Plan.md

Ode to the software engineer

The plan is what separates spec-driven development from vibe coding. It is the most important lever for the long-term health of your codebase, and the place where the role of a modern AI engineer actually shows up: at the intersection of architecture, foresight, and decision making.

If spec.md captures what the product needs, plan.md captures the engineering judgment behind how it gets built.

If you outsource all of your technical decision making to the AI, you are operating as a technician - executing known solutions. Engineers reason from first principles to choose which trade-offs are worth making. The plan stage is where you earn the title.

If engineers are so valuable, why do we use AI generated code at all?

punch cards -> hexedit -> assembly -> compilers -> preprocessors -> garbage collection -> standard libraries -> linters -> The latest malware flavor on npm -> AI tools

Right? These are all just tools. They enhance our productivity. We get to focus on different things, not “should this variable be in a register or on the stack”. AI tooling feels very seductive because it can (kind of) do a lot of things. Kind of..

AI is finally good at writing code. It is poor at making trade-offs. Fix the bug - throw in some global state. Create the world’s narrowest unit test to satisfy the requirements. The small picture is where AI looks competent; the big picture is where you decide whether the codebase you’re left with in six months is one you’d want to work in.

The Developer’s intuition

In the before-times, engineering decisions largely happened out-of-sight.
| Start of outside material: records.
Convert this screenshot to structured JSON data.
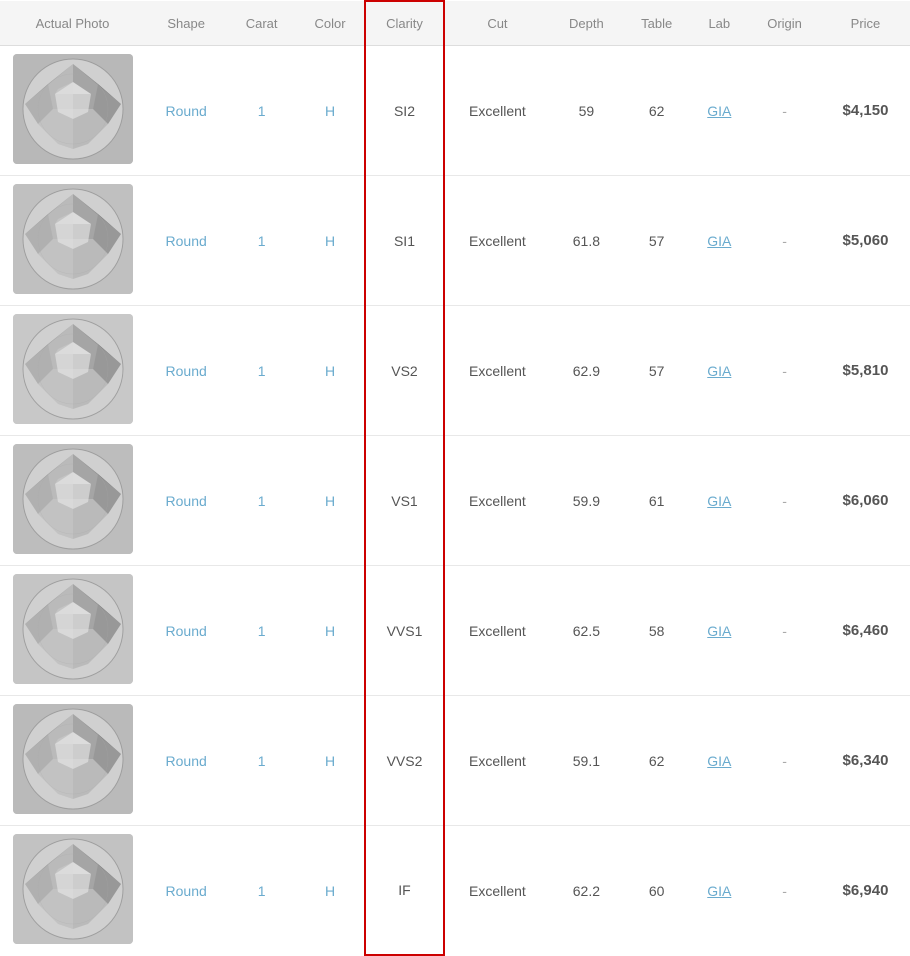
{
  "header": {
    "columns": [
      {
        "key": "photo",
        "label": "Actual Photo"
      },
      {
        "key": "shape",
        "label": "Shape"
      },
      {
        "key": "carat",
        "label": "Carat"
      },
      {
        "key": "color",
        "label": "Color"
      },
      {
        "key": "clarity",
        "label": "Clarity"
      },
      {
        "key": "cut",
        "label": "Cut"
      },
      {
        "key": "depth",
        "label": "Depth"
      },
      {
        "key": "table",
        "label": "Table"
      },
      {
        "key": "lab",
        "label": "Lab"
      },
      {
        "key": "origin",
        "label": "Origin"
      },
      {
        "key": "price",
        "label": "Price"
      }
    ]
  },
  "rows": [
    {
      "shape": "Round",
      "carat": "1",
      "color": "H",
      "clarity": "SI2",
      "cut": "Excellent",
      "depth": "59",
      "table": "62",
      "lab": "GIA",
      "origin": "-",
      "price": "$4,150"
    },
    {
      "shape": "Round",
      "carat": "1",
      "color": "H",
      "clarity": "SI1",
      "cut": "Excellent",
      "depth": "61.8",
      "table": "57",
      "lab": "GIA",
      "origin": "-",
      "price": "$5,060"
    },
    {
      "shape": "Round",
      "carat": "1",
      "color": "H",
      "clarity": "VS2",
      "cut": "Excellent",
      "depth": "62.9",
      "table": "57",
      "lab": "GIA",
      "origin": "-",
      "price": "$5,810"
    },
    {
      "shape": "Round",
      "carat": "1",
      "color": "H",
      "clarity": "VS1",
      "cut": "Excellent",
      "depth": "59.9",
      "table": "61",
      "lab": "GIA",
      "origin": "-",
      "price": "$6,060"
    },
    {
      "shape": "Round",
      "carat": "1",
      "color": "H",
      "clarity": "VVS1",
      "cut": "Excellent",
      "depth": "62.5",
      "table": "58",
      "lab": "GIA",
      "origin": "-",
      "price": "$6,460"
    },
    {
      "shape": "Round",
      "carat": "1",
      "color": "H",
      "clarity": "VVS2",
      "cut": "Excellent",
      "depth": "59.1",
      "table": "62",
      "lab": "GIA",
      "origin": "-",
      "price": "$6,340"
    },
    {
      "shape": "Round",
      "carat": "1",
      "color": "H",
      "clarity": "IF",
      "cut": "Excellent",
      "depth": "62.2",
      "table": "60",
      "lab": "GIA",
      "origin": "-",
      "price": "$6,940"
    }
  ]
}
A lot of the time, they happened through writing code. Does this sound familiar? Hmm, I need to implement some widget. Let me scaffold the code. Oh, I need this data source from over here. I can connect it via the shared bus. But wait - the data flow won’t work properly when updates come from the widget back to the bus.

Used well, AI can help speed up this prototyping and uncovering phase. It doesn’t need to make decisions, it needs to uncover what the challenges are, and what potential solutions might exist.
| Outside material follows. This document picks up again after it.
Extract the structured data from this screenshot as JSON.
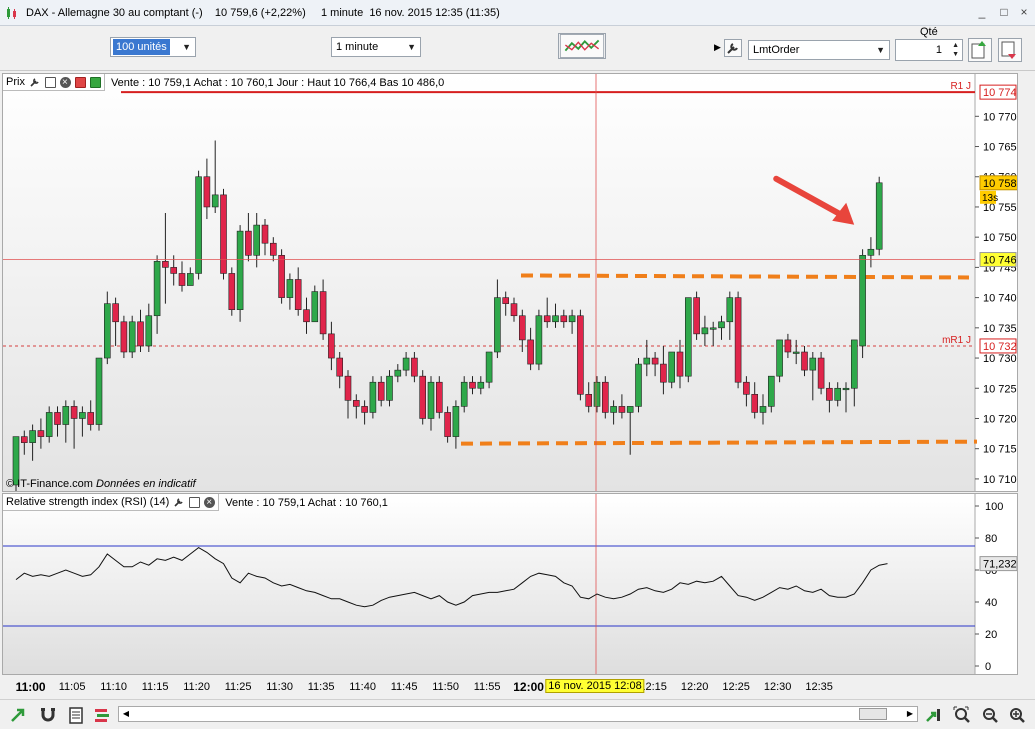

Different factors will guide what types of decisions you’re looking to make. How important is the feature, or the codebase for that matter? Do you have pre-established patterns that you are trying to follow, or is this a new type of behavior? What’s already contributing to complexity or brittleness? Is this change an opportunity to address those, or will time pressure make them worse?

These factors combine into what I’ll call the Developer’s intuition. It draws from your overall experience, your knowledge of prior features, how the company works, and the obstacles you’ve already identified, and gives you guidance for how to proceed.

You tap into your developer’s intuition every time you touch a keyboard (or a dry-erase marker, or a hallway conversation), regardless of whether you’re using AI, spec-driven development, or any other tool.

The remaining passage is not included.